For most youth, delinquency is ephemeral, usually emerging between ages 13 and 15 and generally ceasing between ages 16 and 17. Involvement in more serious, felonious delinquency is less common. Annually, youth account for approximately 20 percent of the violent crime and 35 percent of the property crime in the United States. Person who begin committing delinquency during childhood and preadolescence are at great risk of engaing in the most serious forms of delinquency, at higher levels, and for prolonged periods.
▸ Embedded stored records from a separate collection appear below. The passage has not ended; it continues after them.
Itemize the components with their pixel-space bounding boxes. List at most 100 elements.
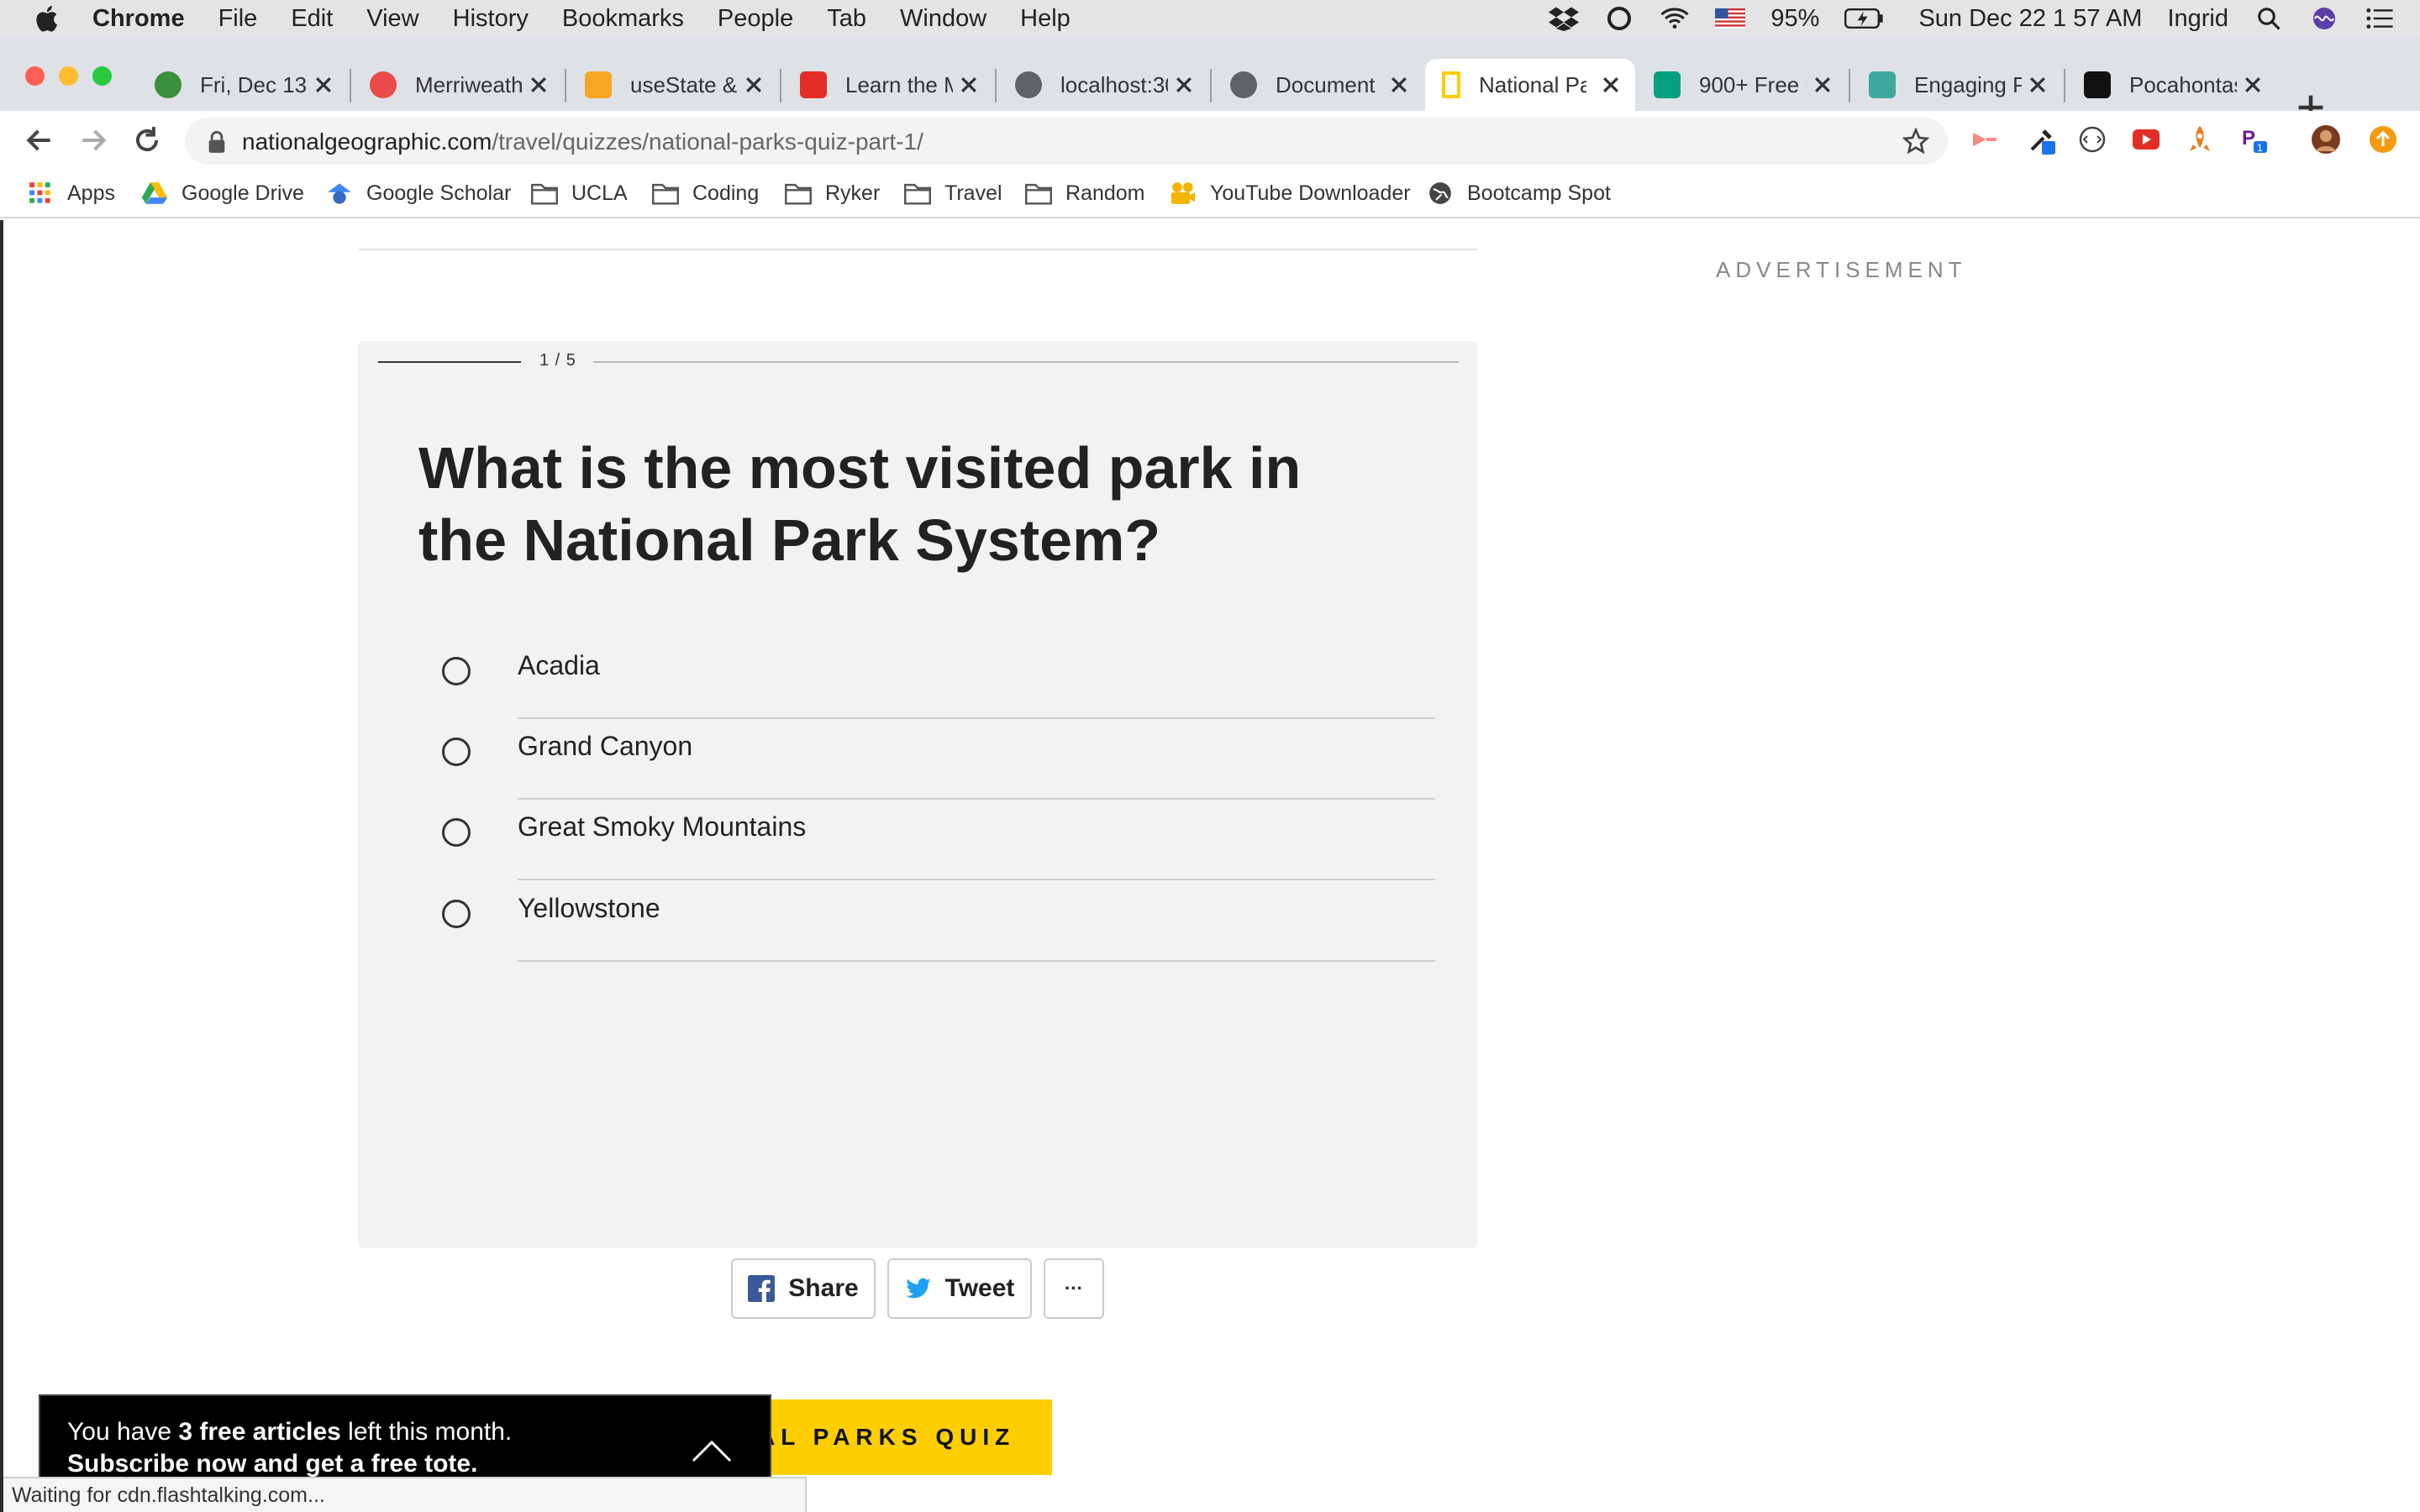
radio-button[interactable]	[442, 657, 471, 685]
chevron-up-icon[interactable]	[691, 1438, 733, 1463]
user-name[interactable]: Ingrid	[2167, 5, 2228, 33]
radio-button[interactable]	[442, 738, 471, 766]
answer-label[interactable]: Yellowstone	[518, 893, 660, 924]
bookmark-youtube-downloader[interactable]: YouTube Downloader	[1170, 176, 1411, 210]
bookmark-label: Google Scholar	[366, 181, 512, 205]
youtube-extension-icon[interactable]	[2131, 124, 2161, 155]
national-parks-quiz-cta-button[interactable]: ONAL PARKS QUIZ	[743, 1399, 1052, 1475]
menu-tab[interactable]: Tab	[827, 5, 866, 33]
apple-icon[interactable]	[32, 3, 64, 34]
radio-button[interactable]	[442, 818, 471, 847]
menu-view[interactable]: View	[366, 5, 418, 33]
tab-title: National Par	[1479, 71, 1586, 97]
tab-close-icon[interactable]	[313, 74, 334, 96]
answer-option-great-smoky-mountains[interactable]: Great Smoky Mountains	[442, 800, 1435, 880]
tab-close-icon[interactable]	[743, 74, 765, 96]
bookmark-folder-travel[interactable]: Travel	[904, 176, 1002, 210]
menu-help[interactable]: Help	[1020, 5, 1071, 33]
answer-option-acadia[interactable]: Acadia	[442, 638, 1435, 719]
answer-option-grand-canyon[interactable]: Grand Canyon	[442, 719, 1435, 800]
menu-edit[interactable]: Edit	[291, 5, 333, 33]
code-extension-icon[interactable]	[2077, 124, 2107, 155]
progress-counter: 1 / 5	[539, 351, 576, 370]
spotlight-search-icon[interactable]	[2254, 6, 2284, 31]
wifi-icon[interactable]	[1660, 6, 1690, 31]
folder-icon	[785, 183, 812, 205]
cast-extension-icon[interactable]	[1970, 124, 2000, 155]
eyedropper-extension-icon[interactable]	[2027, 124, 2057, 155]
rocket-extension-icon[interactable]	[2185, 124, 2215, 155]
bookmark-star-icon[interactable]	[1902, 128, 1929, 155]
tab-close-icon[interactable]	[1173, 74, 1195, 96]
siri-icon[interactable]	[2309, 6, 2339, 31]
menu-people[interactable]: People	[718, 5, 793, 33]
bookmark-folder-ucla[interactable]: UCLA	[531, 176, 628, 210]
answer-label[interactable]: Acadia	[518, 650, 600, 681]
us-flag-icon[interactable]	[1715, 6, 1746, 31]
browser-tab[interactable]: useState & u	[568, 59, 778, 111]
tab-close-icon[interactable]	[1388, 74, 1410, 96]
twitter-tweet-button[interactable]: Tweet	[887, 1258, 1032, 1319]
tab-title: Pocahontas	[2129, 71, 2237, 97]
menu-bookmarks[interactable]: Bookmarks	[562, 5, 684, 33]
tab-close-icon[interactable]	[1812, 74, 1833, 96]
circle-app-icon[interactable]	[1604, 6, 1634, 31]
tweet-label: Tweet	[944, 1274, 1015, 1302]
browser-tab[interactable]: Merriweather	[353, 59, 563, 111]
battery-charging-icon[interactable]	[1844, 6, 1885, 31]
reload-icon[interactable]	[131, 124, 163, 156]
p-extension-icon[interactable]: P1	[2238, 124, 2269, 155]
browser-tab[interactable]: Fri, Dec 13 2	[138, 59, 348, 111]
subscribe-message[interactable]: Subscribe now and get a free tote.	[67, 1450, 477, 1478]
bookmark-folder-coding[interactable]: Coding	[652, 176, 759, 210]
browser-tab[interactable]: Document	[1213, 59, 1423, 111]
address-bar[interactable]: nationalgeographic.com/travel/quizzes/na…	[185, 118, 1948, 165]
browser-tab[interactable]: localhost:30	[998, 59, 1208, 111]
answer-label[interactable]: Great Smoky Mountains	[518, 811, 806, 843]
back-arrow-icon[interactable]	[24, 124, 55, 156]
tab-title: useState & u	[630, 71, 738, 97]
profile-avatar-icon[interactable]	[2311, 124, 2341, 155]
window-zoom-button[interactable]	[92, 66, 112, 86]
font-favicon-icon	[370, 71, 397, 98]
facebook-share-button[interactable]: Share	[731, 1258, 876, 1319]
lock-icon[interactable]	[207, 130, 227, 154]
menu-app-name[interactable]: Chrome	[92, 5, 185, 33]
film-camera-icon	[1171, 182, 1195, 204]
more-share-options-button[interactable]: ···	[1044, 1258, 1104, 1319]
answer-label[interactable]: Grand Canyon	[518, 731, 692, 762]
answer-option-yellowstone[interactable]: Yellowstone	[442, 881, 1435, 962]
window-close-button[interactable]	[25, 66, 45, 86]
forward-arrow-icon[interactable]	[77, 124, 109, 156]
tab-separator	[565, 69, 566, 102]
browser-tab-active[interactable]: National Par	[1425, 59, 1635, 111]
tab-close-icon[interactable]	[528, 74, 550, 96]
menu-window[interactable]: Window	[900, 5, 986, 33]
folder-icon	[1025, 183, 1052, 205]
tab-close-icon[interactable]	[2242, 74, 2264, 96]
progress-bar-completed	[378, 361, 521, 363]
tab-title: 900+ Free C	[1699, 71, 1807, 97]
bookmark-bootcamp-spot[interactable]: Bootcamp Spot	[1427, 176, 1611, 210]
dropbox-icon[interactable]	[1549, 6, 1580, 31]
bookmark-folder-random[interactable]: Random	[1025, 176, 1145, 210]
tab-close-icon[interactable]	[2027, 74, 2049, 96]
browser-tab[interactable]: Engaging Pe	[1852, 59, 2062, 111]
browser-tab[interactable]: Learn the M	[783, 59, 993, 111]
radio-button[interactable]	[442, 900, 471, 928]
browser-tab[interactable]: 900+ Free C	[1637, 59, 1847, 111]
clock[interactable]: Sun Dec 22 1 57 AM	[1918, 5, 2142, 33]
bookmark-apps[interactable]: Apps	[27, 176, 115, 210]
menu-file[interactable]: File	[218, 5, 258, 33]
notification-center-icon[interactable]	[2365, 6, 2395, 31]
tab-close-icon[interactable]	[1600, 74, 1622, 96]
bookmark-google-scholar[interactable]: Google Scholar	[326, 176, 511, 210]
update-badge-icon[interactable]	[2368, 124, 2398, 155]
url-text[interactable]: nationalgeographic.com/travel/quizzes/na…	[242, 129, 923, 155]
browser-tab[interactable]: Pocahontas	[2067, 59, 2277, 111]
bookmark-folder-ryker[interactable]: Ryker	[785, 176, 880, 210]
tab-close-icon[interactable]	[958, 74, 980, 96]
bookmark-google-drive[interactable]: Google Drive	[141, 176, 304, 210]
menu-history[interactable]: History	[453, 5, 529, 33]
window-minimize-button[interactable]	[59, 66, 78, 86]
Fortunately, only 5 percent of males (serious, habitual criminality is nearly nonexistent among females) demonstrate life-long, pathological criminality; and such offenders have been discovered in most industrialized nations. With the exception of homicide, which is abnomally high in the United States, violent and property delinquency in the industrialized nations, such as Austria, Belgium, Canada, Czech Republic, England, Holland, Finland, Isreael, Italy, New Zealand, Poland, and Sweden, is comparable to America. (The notable exception to this is Japan, a nation with extremely low levels of delinquency.)
McShane, M. D., & Williams, F. P. (2003). Encyclopedia of juvenile justice. Thousand Oaks, Calif: Sage. Page 121
Exercise 1: Take a fact from this paragraph and quote it verbatim as you would in a paper.
Exercise 2: Take a fact from this paragraph and paraphrase it as you would in a paper.